DW Griffith’s seminal and wildly racist 1915 silent film about the supposedly heroic founding of the Ku Klux Klan caused a stir upon its debut. A scene within three hours features a group of actors portraying unchanged black elected officials acting loudly and rudely in a legislative hall. (The message to the audience: These are the dangers of letting black people vote.) Some lawmakers are shown drinking. Others had their feet stomped on their desks. And one of them was ostentatiously eating fried chicken.

“That image really reinforced how white people thought about black people and fried chicken,” Schmidt said.

Schmidt said that like watermelon, that other food that has been a mainstay of racist portrayals of black people, chicken was also a good vehicle for racism because of the way people eat it. (According to government statistics, black people are underrepresented among watermelon consumers.) “It’s a food you eat with your hands, and so it’s dirty,” Schmidt said. “Table manners are a way of determining who is worthy of respect or not.”

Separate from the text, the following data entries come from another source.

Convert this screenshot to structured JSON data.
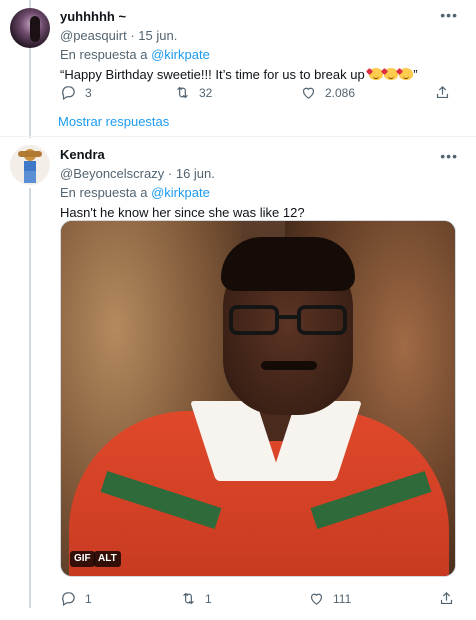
{
  "tweet1": {
    "name": "yuhhhhh ~",
    "handle": "@peasquirt",
    "date": "15 jun.",
    "reply_prefix": "En respuesta a",
    "reply_mention": "@kirkpate",
    "text_before": "“Happy Birthday sweetie!!! It’s time for us to break up ",
    "text_after": "”",
    "emojis": [
      "smiling-face-with-hearts",
      "smiling-face-with-hearts",
      "smiling-face-with-hearts"
    ],
    "replies": "3",
    "retweets": "32",
    "likes": "2.086"
  },
  "show_replies": "Mostrar respuestas",
  "tweet2": {
    "name": "Kendra",
    "handle": "@Beyoncelscrazy",
    "date": "16 jun.",
    "reply_prefix": "En respuesta a",
    "reply_mention": "@kirkpate",
    "text": "Hasn't he know her since she was like 12?",
    "badges": {
      "gif": "GIF",
      "alt": "ALT"
    },
    "replies": "1",
    "retweets": "1",
    "likes": "111"
  },
  "separator_dot": "·",
  "more_glyph": "•••",
  "colors": {
    "link": "#1d9bf0",
    "secondary": "#536471",
    "line": "#cfd9de"
  }
}
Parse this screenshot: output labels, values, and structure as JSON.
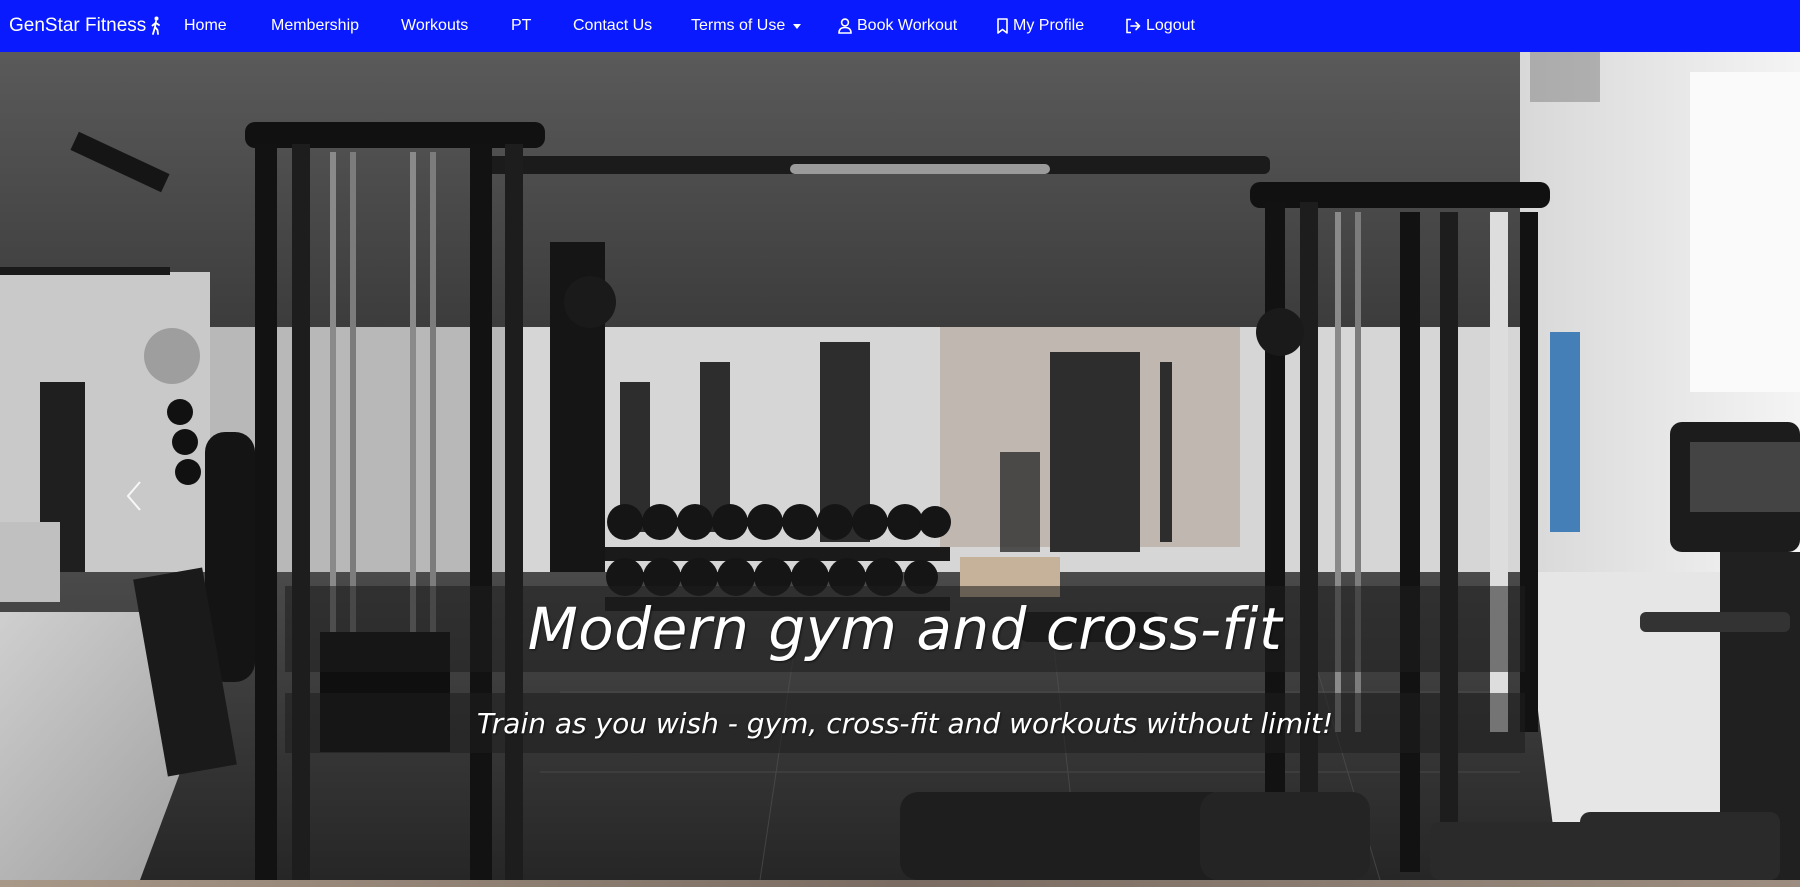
{
  "brand": {
    "name": "GenStar Fitness",
    "icon": "walking-person-icon"
  },
  "nav": {
    "home": "Home",
    "membership": "Membership",
    "workouts": "Workouts",
    "pt": "PT",
    "contact": "Contact Us",
    "terms": "Terms of Use",
    "book": "Book Workout",
    "profile": "My Profile",
    "logout": "Logout"
  },
  "nav_icons": {
    "book": "person-icon",
    "profile": "bookmark-icon",
    "logout": "logout-icon",
    "terms": "caret-down-icon"
  },
  "hero": {
    "title": "Modern gym and cross-fit",
    "subtitle": "Train as you wish - gym, cross-fit and workouts without limit!",
    "image_alt": "gym-interior-photo"
  },
  "colors": {
    "navbar_bg": "#0a1aff",
    "nav_text": "#ffffff",
    "caption_bg": "rgba(30,30,30,0.55)"
  }
}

But why is this idea still popular, since fried chicken is clearly a staple of the American diet? Surely KFC, Popeyes and Church’s aren’t national chains — and chicken and waffles aren’t a brunch staple — because of supposed black food obsessions.

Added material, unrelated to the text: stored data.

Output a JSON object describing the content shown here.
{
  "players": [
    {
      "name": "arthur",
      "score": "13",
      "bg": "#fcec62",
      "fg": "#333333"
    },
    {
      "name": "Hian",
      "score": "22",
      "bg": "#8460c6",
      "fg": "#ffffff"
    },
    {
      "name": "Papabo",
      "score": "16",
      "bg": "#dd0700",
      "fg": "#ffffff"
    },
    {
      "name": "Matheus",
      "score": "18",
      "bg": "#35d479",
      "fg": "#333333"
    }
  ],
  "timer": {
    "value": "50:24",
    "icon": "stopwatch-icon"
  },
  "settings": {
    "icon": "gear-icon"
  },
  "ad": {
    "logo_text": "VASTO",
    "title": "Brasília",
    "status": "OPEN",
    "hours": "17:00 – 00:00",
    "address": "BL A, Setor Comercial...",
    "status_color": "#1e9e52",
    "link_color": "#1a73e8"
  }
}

“It’s always a way of expressing the race [contempt] without getting in serious trouble,” Schmidt said. (Among the Code Switch team, we’ve begun to refer to these types of winking statements as “racist bank swipes.”)

“How it’s possible to be both a taboo and a corporate thing shows how complicated race is in America,” Schmidt said.

It is also worth mentioning the great and very NSFW social theorist Dave Chappellewho joked that when it comes to race and food, people of color suffer from true information asymmetry.

“The only reason these things are even a problem is because nobody knows what white people eat,” Chappelle said.